Know that there are alternative approaches to solve the multiple testing problem.

Six panels show pairwise comparisons of mean petal area among four Clarkia populations (SR, S22, S6, SM). Each panel contains two colored violins with overlaid points and black 95% confidence intervals. Some pairs appear different, others overlap, but all share the same vertical scale (0–0.7 cm²). — Figure 1: All six pairwise comparisons of mean petal area among four *Clarkia xantiana parviflora* hybrid zone populations. This presentation implicitly sets up six separate null hypotheses to test. Compare this to the figure in the first section, which showed data from all four sites together in one plot.

Multiple tests make a liar of your p-value

There are \({4 \choose 2} = 6\) possible pairwise comparisons of mean petal areas among the four Clarkia xantiana parviflora hybrid zone populations we studied (Figure 1). Even when all six nulls are true, there’s roughly a one in four chance that at least one test will falsely appear ‘significant.’ That’s because the probability all six avoid a false positive is \(0.95^6 = 0.735\).

Thus for this study our overall \(\alpha\) would be 1- 0.735 = 0.265, a value much larger than the \(\alpha = 0.05\) that was advertised. This problem gets pretty bad pretty quick (Figure 2). As such, conducting many t-tests on the same data makes your p-values misleading—they no longer represent the 5% false-positive rate we usually assume. When you run multiple tests, the chance of seeing at least one ‘significant’ result just by luck is much higher, so the reported p-values give a false sense of confidence

More broadly, the number of pairwise comparisons between n groups equals
\(n_\text{pairs} = \binom{n}{2} = \frac{n (n-1)}{2}\), and the experiment-wise false positive rate equals, \(1-(1-\alpha)^{n_\text{pairs}}\).

comparisons <- tibble(n_groups= 2:15)|>
    mutate(n_comparisons = choose(n_groups,2),
           experiment_alpha = 1-.95^n_comparisons)

ggplot(comparisons, aes(x = n_groups,  y =experiment_alpha))+
    geom_point(size= 4)+
    geom_line(linetype = 3, linewidth = 1.4)+
    labs(x = "# groups",
         y = "P(≥ 1 false positive)", 
         title ="The multiple testing problem")+
    theme(axis.text = element_text(size = 23),
          title = element_text(size = 23),
          axis.title = element_text(size = 23))+
    scale_x_continuous(breaks = seq(2,14,2))
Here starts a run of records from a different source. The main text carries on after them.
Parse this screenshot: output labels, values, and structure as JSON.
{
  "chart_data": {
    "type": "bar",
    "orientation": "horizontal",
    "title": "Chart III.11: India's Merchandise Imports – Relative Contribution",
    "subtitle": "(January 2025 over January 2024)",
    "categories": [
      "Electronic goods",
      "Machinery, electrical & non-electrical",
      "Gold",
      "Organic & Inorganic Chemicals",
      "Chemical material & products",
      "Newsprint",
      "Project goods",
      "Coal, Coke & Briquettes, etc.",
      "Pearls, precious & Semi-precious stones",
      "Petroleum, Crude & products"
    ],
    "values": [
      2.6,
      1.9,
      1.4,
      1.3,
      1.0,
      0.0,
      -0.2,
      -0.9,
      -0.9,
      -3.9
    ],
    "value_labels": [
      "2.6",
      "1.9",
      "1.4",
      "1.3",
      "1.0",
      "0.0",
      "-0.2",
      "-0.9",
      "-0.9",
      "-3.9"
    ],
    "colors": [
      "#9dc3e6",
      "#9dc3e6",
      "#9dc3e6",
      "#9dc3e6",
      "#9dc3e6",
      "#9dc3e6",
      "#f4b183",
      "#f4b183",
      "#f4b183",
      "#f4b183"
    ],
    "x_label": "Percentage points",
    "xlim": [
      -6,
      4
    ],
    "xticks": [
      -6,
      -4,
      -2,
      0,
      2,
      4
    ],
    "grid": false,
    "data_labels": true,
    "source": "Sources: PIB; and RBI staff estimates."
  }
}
The relationship between the number of groups (x-axis) and the probability of at least one false positive (y-axis). The curve begins near 0 when there are only two groups and rises steeply as the number of groups increases, illustrating how the overall false positive rate inflates as more pairwise tests are performed. — Figure 2: The probability of rejecting at least one true null hypothesis at the nominal α = 0.05 level when conducting all pairwise comparisons. With ten groups we have 45 pairwise comparisons and true experiment-wide α = 0.90.

ANOVA can solve the multiple testing problem

For p-values to be worth anything, they should correspond to the problem we set up. There are numerous ways to address the multiple testing problem (see below, and Wikipedia).

Instead of testing each combination of groups separately, ANOVA poses and tests a single null hypothesis — that all samples come from the same statistical population. This results in a well-calibrated null model (i.e. we will reject a true null with proability \(\alpha\)).

ANOVA hypotheses

\(H_0\): All samples come from the same (statistical) population. Practically, this says that all groups have the same mean.
\(H_A\): Not all samples come from the same (statistical) population. Practically this says that not all groups have the same mean.

But how do we see which groups differ? Our scientific hypotheses and interpretations depend not just on the single null hypothesis – “all groups are equal”– but on knowing which groups differ from one another. Later in this chapter we will introduce “post-hoc tests”, which - in combination with an ANOVA test which pairs of groups differ from one another.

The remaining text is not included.